Used internally to sync

```sh
master:[port]/skynet/
volume:[port]/autodiscovery/
```

# Dev

To run the DB locally, point your name machine properly to 127.0.0.1 in the
**/etc/hosts** file.

In order to debug faster, I created an app to view values from LMDB. This app runs over Java 11.

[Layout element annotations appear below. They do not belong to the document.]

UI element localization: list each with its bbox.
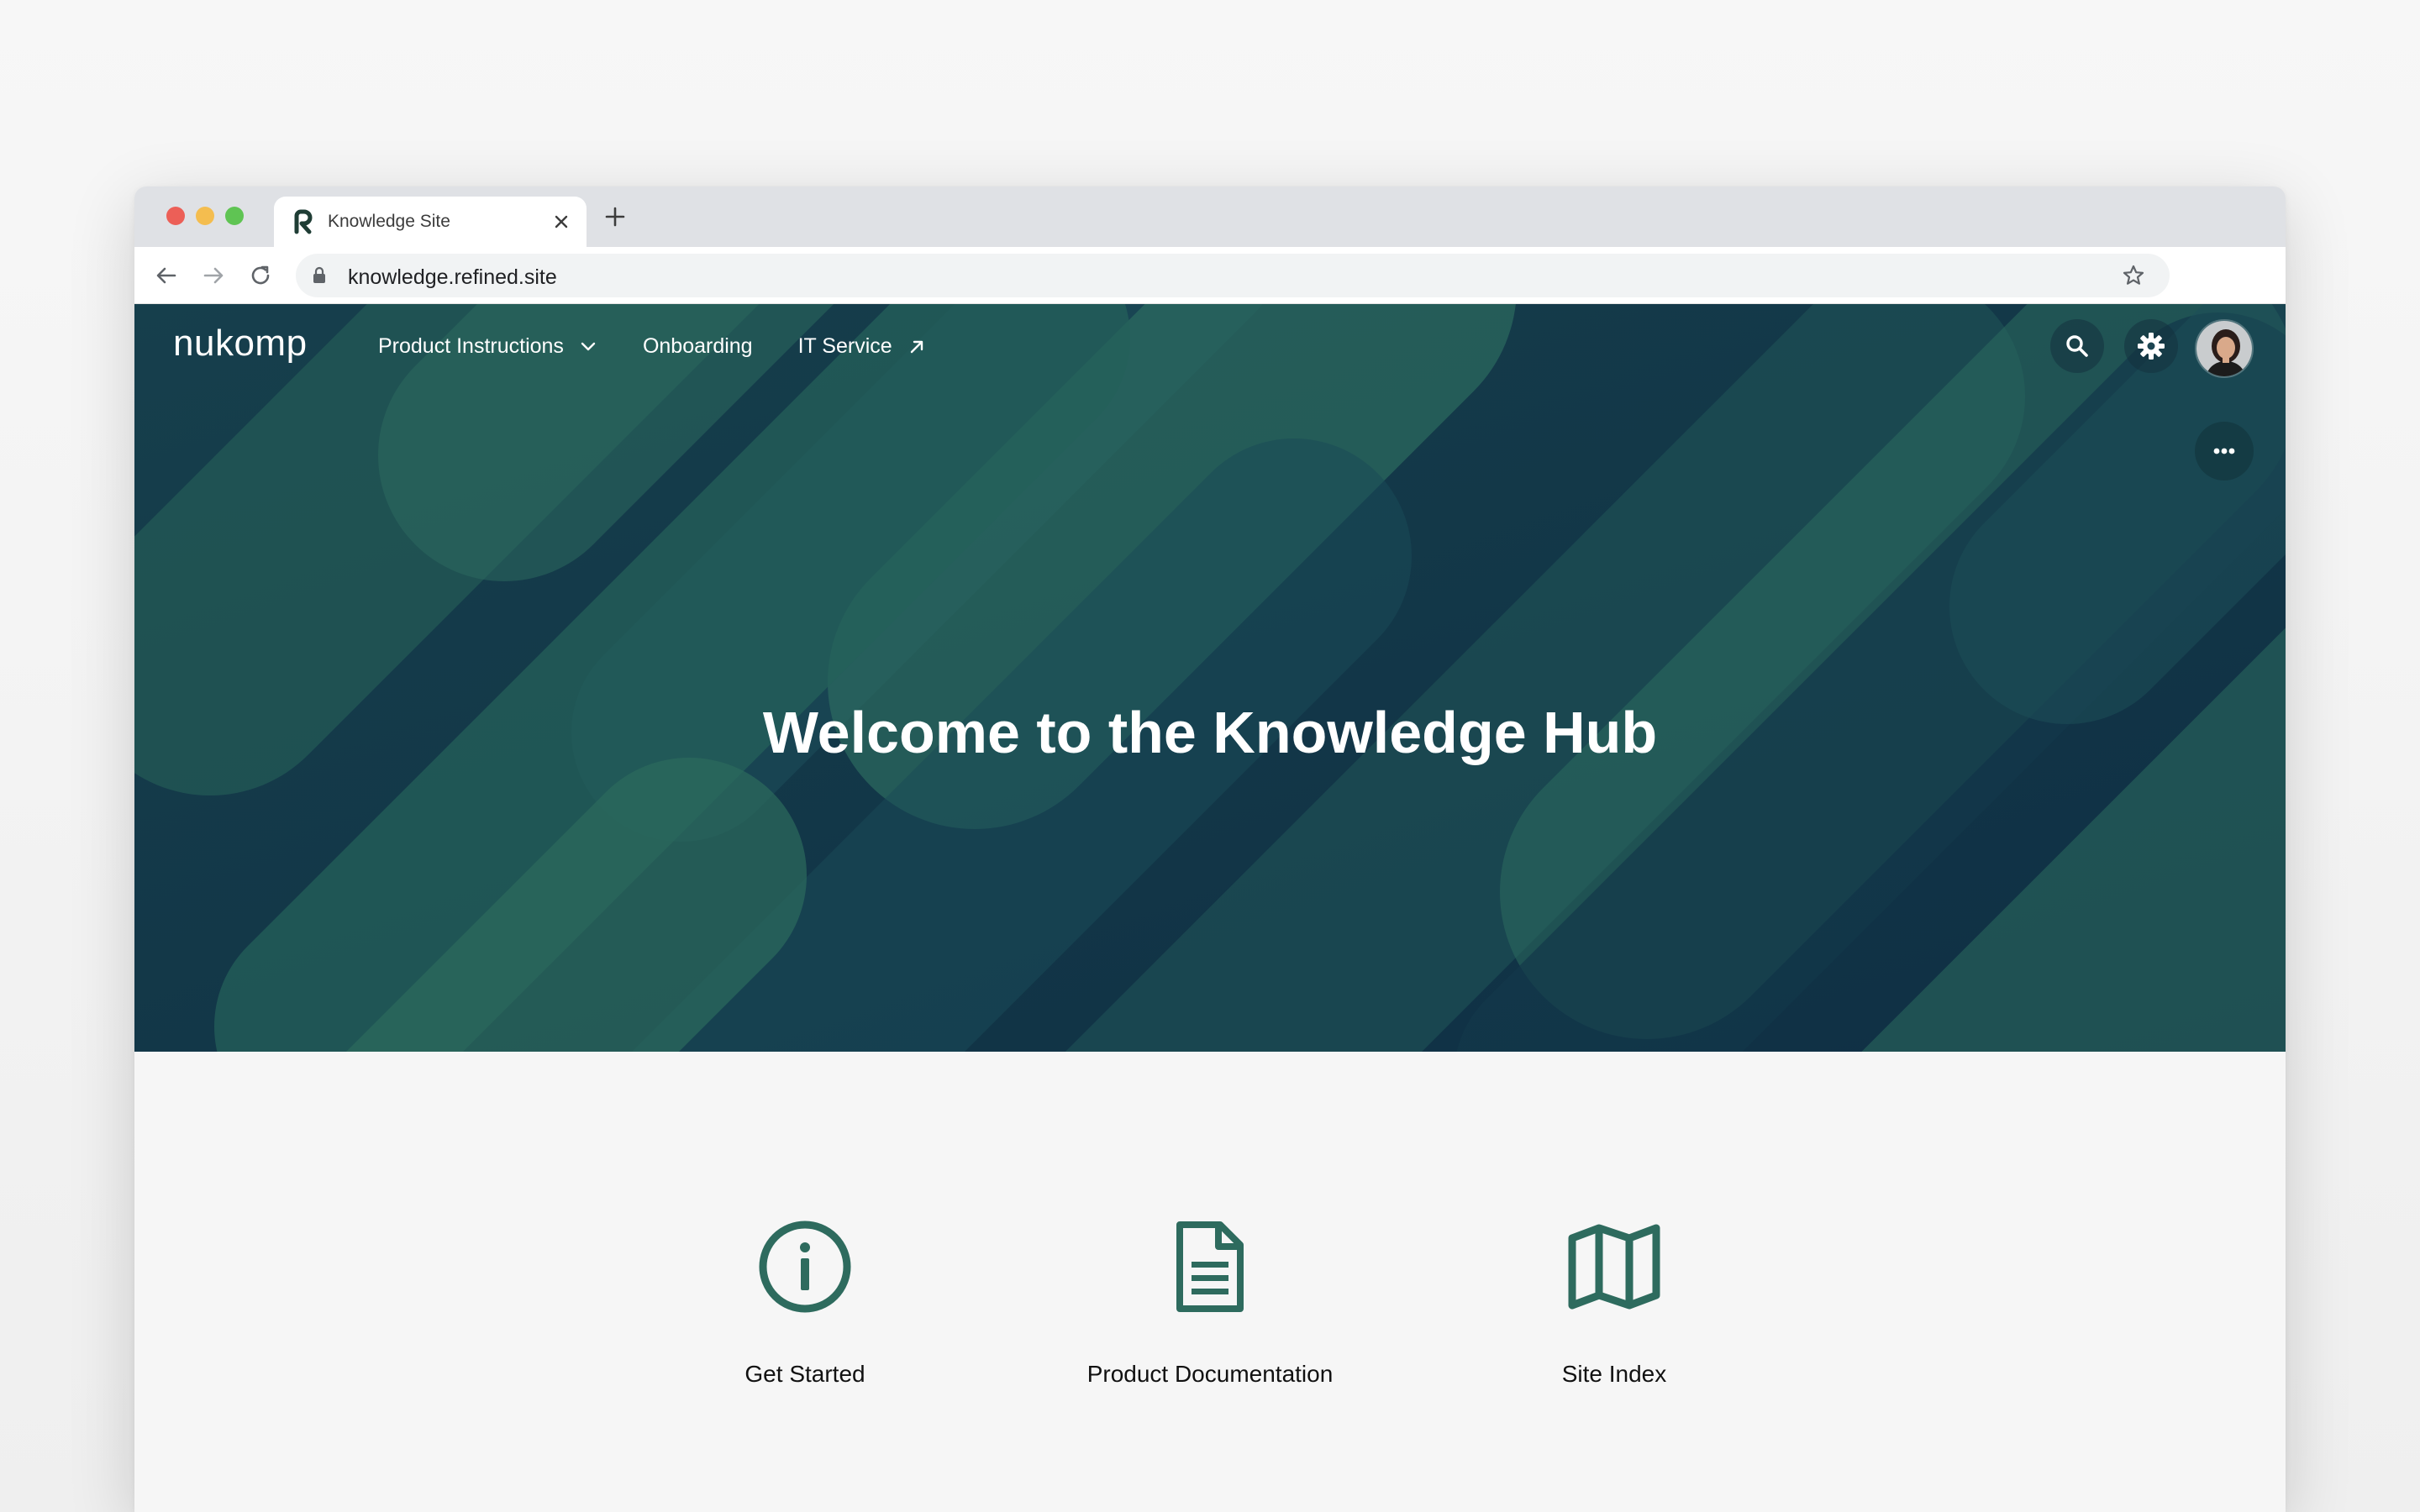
chevron-down-icon [581, 342, 596, 350]
brand-logo[interactable]: nukomp [173, 323, 308, 365]
search-button[interactable] [2050, 319, 2104, 373]
lock-icon [313, 266, 325, 283]
hero-background-pattern [134, 304, 2286, 1052]
minimize-window-button[interactable] [196, 207, 214, 225]
nav-product-instructions[interactable]: Product Instructions [378, 334, 597, 359]
map-icon [1568, 1224, 1660, 1310]
tab-title: Knowledge Site [328, 212, 450, 231]
more-horizontal-icon [2213, 448, 2235, 454]
info-icon [759, 1221, 851, 1313]
card-label: Get Started [744, 1361, 865, 1387]
card-label: Product Documentation [1086, 1361, 1334, 1387]
close-window-button[interactable] [166, 207, 185, 225]
browser-window: Knowledge Site knowledge.refined.site nu… [134, 186, 2286, 1512]
user-avatar[interactable] [2195, 319, 2254, 378]
back-arrow-icon[interactable] [153, 262, 180, 289]
browser-toolbar: knowledge.refined.site [134, 247, 2286, 304]
search-icon [2066, 335, 2088, 357]
reload-icon[interactable] [247, 262, 274, 289]
more-options-button[interactable] [2195, 422, 2254, 480]
document-icon [1176, 1221, 1244, 1312]
card-product-documentation[interactable]: Product Documentation [1025, 1220, 1395, 1388]
address-bar[interactable]: knowledge.refined.site [296, 254, 2170, 297]
nav-label: Onboarding [642, 334, 753, 358]
gear-icon [2138, 333, 2165, 360]
maximize-window-button[interactable] [225, 207, 244, 225]
quick-links: Get Started Product Documentation Site I… [134, 1052, 2286, 1512]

https://github.com/cleve/lmdb-viewer

## Keys

Keys will be encoded in base64, only ASCII chars are allowed.

## Docker

### Master

```sh
# From the root directory
docker build --rm -f dockers/Dockerfile.main -t pulzar-master:latest .

# Run it
docker run --hostname [host] --name [name] --rm -d -p 31414:31414 pulzar-master:latest
```

### Volume

```sh
# From the root directory
docker build --rm -f dockers/Dockerfile.node -t pulzar-node:latest .

# Run it
docker run --hostname [host] --name [name] --rm -d -p 31415:31415 pulzar-node:latest
```

# Test

For test purposes files of 1kb were used.

## Write tests

### Synchronical executions

For a set of 10000 instances

* Request time: 0.038187040000000005(s)
* Total time: 0.0632065145202796(s)

## Read tests

### Executions

* Request time: 0.0019433000000000002(s)
* Total time: 0.0057227806300943485(s)

## Delete tests

* Request time: 0.0038965599999999994
* Total time: 0.012113715090054029

## Restore test

Preparing 600 files: 23.977071480000177(s)

## Windows

You can use the linux subsystem. Tested with Ubuntu 20.04.

First install pip3 using

```sh
sudo apt install python3-pip
```

After, install **uwsgi** with pip3

```sh
sudo pip3 install uwsgi
```

# Test docker in local

You can try with the public repo on dockerhub:

## For linux
```sh
# Run UI
docker run -it --name pulzar-ui -d --rm -p 80:80 mauriciocleveland/pulzar-ui:1.0.1

# Run master
docker run --network host --name pulzar-master --rm -d mauriciocleveland/pulzar-master:1.0.1

# Run node
docker run --network host --name pulzar-node --rm -d mauriciocleveland/pulzar-node:1.0.1
```

## For Windows

Same commands but make sure set the **host** option to **docker.for.win.localhost** into the **config/server.conf file**

```ini
[server]
host=docker.for.win.localhost
port=31414
key=l415S4Nt05
...
```

# Logs

You can define the log level under app/pulzarutils/constants.py

```sh
# INFO, DEBUG, ERROR
self.DEBUG_LEVEL = 'DEBUG'
```

In production, the logs can be found at ``` /var/lib/pulzar/log/ ```

For errors, you can access to the docker container or use volume to mount the logs
into the host machine

# Production

You can deploy the system using Docker.